Ce coût de changement est la douve, et la douve est ce qui permet à Nvidia de tenir sa marge. Chaque alternative ouverte et crédible à CUDA la grignote. Le point n'est pas que la pile d'Alibaba soit aussi bonne aujourd'hui; c'est que la barrière qui maintenait le prix élevé n'est plus contrôlée par Nvidia seul.

Ouvert veut dire ici venez chez nous, pas allez partout

Lisez ce que cette ouverture offre réellement avant de l'applaudir: SAIL libère votre code vers les puces Zhenwu, pas du matériel propriétaire en général. C'est un pont vers le silicium propre à Alibaba, pas une couche du type écrire une fois, exécuter partout qu'un acheteur pourrait utiliser pour rester neutre. Huawei a fait de même en 2025 en ouvrant CANN pour ses processeurs Ascend, et Moore Threads pousse une ligne semblable. Le schéma est constant: un fabricant de puces ouvre sa pile pour abaisser le coût d'adoption de son matériel, pas le coût de le quitter.

Pour un acheteur, cette distinction est toute l'histoire. Une portabilité qui ne pointe que vers un fournisseur est une surface de marketing, pas une sortie. La version utile de cette idée est une couche neutre qui tourne sur plusieurs puces; une couche captive vous laisse tout aussi enfermé, simplement chez un autre propriétaire.

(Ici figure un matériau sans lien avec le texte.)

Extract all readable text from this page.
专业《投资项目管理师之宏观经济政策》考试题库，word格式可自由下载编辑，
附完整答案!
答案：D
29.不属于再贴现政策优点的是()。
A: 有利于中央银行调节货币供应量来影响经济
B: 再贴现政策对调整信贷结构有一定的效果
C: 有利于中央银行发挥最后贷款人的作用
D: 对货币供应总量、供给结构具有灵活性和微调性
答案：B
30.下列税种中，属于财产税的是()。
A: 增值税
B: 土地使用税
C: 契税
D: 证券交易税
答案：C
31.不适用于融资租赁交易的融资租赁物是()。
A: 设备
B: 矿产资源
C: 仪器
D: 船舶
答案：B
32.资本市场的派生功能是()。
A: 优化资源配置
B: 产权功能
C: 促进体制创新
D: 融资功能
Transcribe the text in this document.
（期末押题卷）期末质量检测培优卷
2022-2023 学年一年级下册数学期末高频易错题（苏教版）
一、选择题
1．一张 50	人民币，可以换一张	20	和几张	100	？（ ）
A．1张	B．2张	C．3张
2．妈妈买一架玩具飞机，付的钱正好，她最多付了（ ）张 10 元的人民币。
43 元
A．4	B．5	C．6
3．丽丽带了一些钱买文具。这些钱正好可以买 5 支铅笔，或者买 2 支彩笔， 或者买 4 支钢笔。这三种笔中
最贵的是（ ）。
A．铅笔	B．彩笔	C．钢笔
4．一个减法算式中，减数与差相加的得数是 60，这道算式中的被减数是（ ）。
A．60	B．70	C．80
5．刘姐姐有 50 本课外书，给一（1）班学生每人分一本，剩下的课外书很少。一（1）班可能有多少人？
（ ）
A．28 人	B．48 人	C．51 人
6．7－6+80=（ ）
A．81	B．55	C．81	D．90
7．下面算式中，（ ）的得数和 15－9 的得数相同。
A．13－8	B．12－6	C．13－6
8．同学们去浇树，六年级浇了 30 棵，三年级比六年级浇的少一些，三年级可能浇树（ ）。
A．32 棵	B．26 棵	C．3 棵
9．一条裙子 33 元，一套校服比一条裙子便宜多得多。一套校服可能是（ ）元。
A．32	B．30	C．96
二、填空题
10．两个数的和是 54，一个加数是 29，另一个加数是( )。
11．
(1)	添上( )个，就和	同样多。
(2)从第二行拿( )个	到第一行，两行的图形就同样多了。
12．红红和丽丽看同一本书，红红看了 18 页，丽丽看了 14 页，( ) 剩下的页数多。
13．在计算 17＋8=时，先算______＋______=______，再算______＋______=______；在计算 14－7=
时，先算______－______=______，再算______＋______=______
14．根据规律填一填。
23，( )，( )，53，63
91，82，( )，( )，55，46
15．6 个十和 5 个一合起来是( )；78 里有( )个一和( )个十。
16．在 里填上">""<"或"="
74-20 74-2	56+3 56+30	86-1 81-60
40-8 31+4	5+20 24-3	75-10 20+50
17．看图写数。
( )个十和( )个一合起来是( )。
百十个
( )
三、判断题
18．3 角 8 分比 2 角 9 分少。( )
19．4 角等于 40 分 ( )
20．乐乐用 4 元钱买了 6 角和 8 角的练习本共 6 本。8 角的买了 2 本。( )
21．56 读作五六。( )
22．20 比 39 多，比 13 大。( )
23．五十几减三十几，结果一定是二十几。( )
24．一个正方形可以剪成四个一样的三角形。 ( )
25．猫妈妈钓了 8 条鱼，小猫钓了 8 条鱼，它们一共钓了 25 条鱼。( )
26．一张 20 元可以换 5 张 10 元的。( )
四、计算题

Pourquoi un acheteur européen ne peut pas l'utiliser et pourquoi cela compte quand même

En pratique, un opérateur européen ne déploiera pas de puces Zhenwu cette année, et la nouvelle modifie tout de même vos coûts. Les contrôles à l'export, les questions de confiance et l'accès à l'approvisionnement rendent les accélérateurs chinois difficiles à faire entrer dans un centre de données de l'UE, de sorte que l'utilité directe de SAIL ici est proche de zéro. Le traiter comme un produit à acheter serait une erreur.

Ce qui traverse la frontière, c'est la concurrence. Quand la douve logicielle autour de Nvidia devient contestable, le surcoût que Nvidia peut facturer subit une pression mondiale, et cette pression apparaît dans le chiffre en euros de votre facture cloud bien avant toute puce chinoise. Le signal à suivre est la concurrence sur la douve, pas le marquage précis de la carte.

Que faire vraiment face à votre propre verrou

Le levier que vous contrôlez n'est pas la puce que vous achetez; c'est la part de votre pile soudée aux noyaux d'un seul fournisseur. Gardez vos charges sur des frameworks portables et des opérations standard, et limitez le code CUDA spécifique au strict nécessaire. Faites-le, et un changement vers tout fournisseur futur reste possible; négligez-le, et vous héritez du piège même que les rivaux de Nvidia tentent aujourd'hui d'ouvrir.

L'audit pratique est simple à demander et révélateur à mener: quelle part de nos modèles en production est liée à du code uniquement CUDA, et que coûterait un déplacement? Les propriétaires capables de répondre gardent une vraie liberté de choix. Ceux qui ne le peuvent pas subissent les prix, quel que soit le vainqueur de la course aux puces.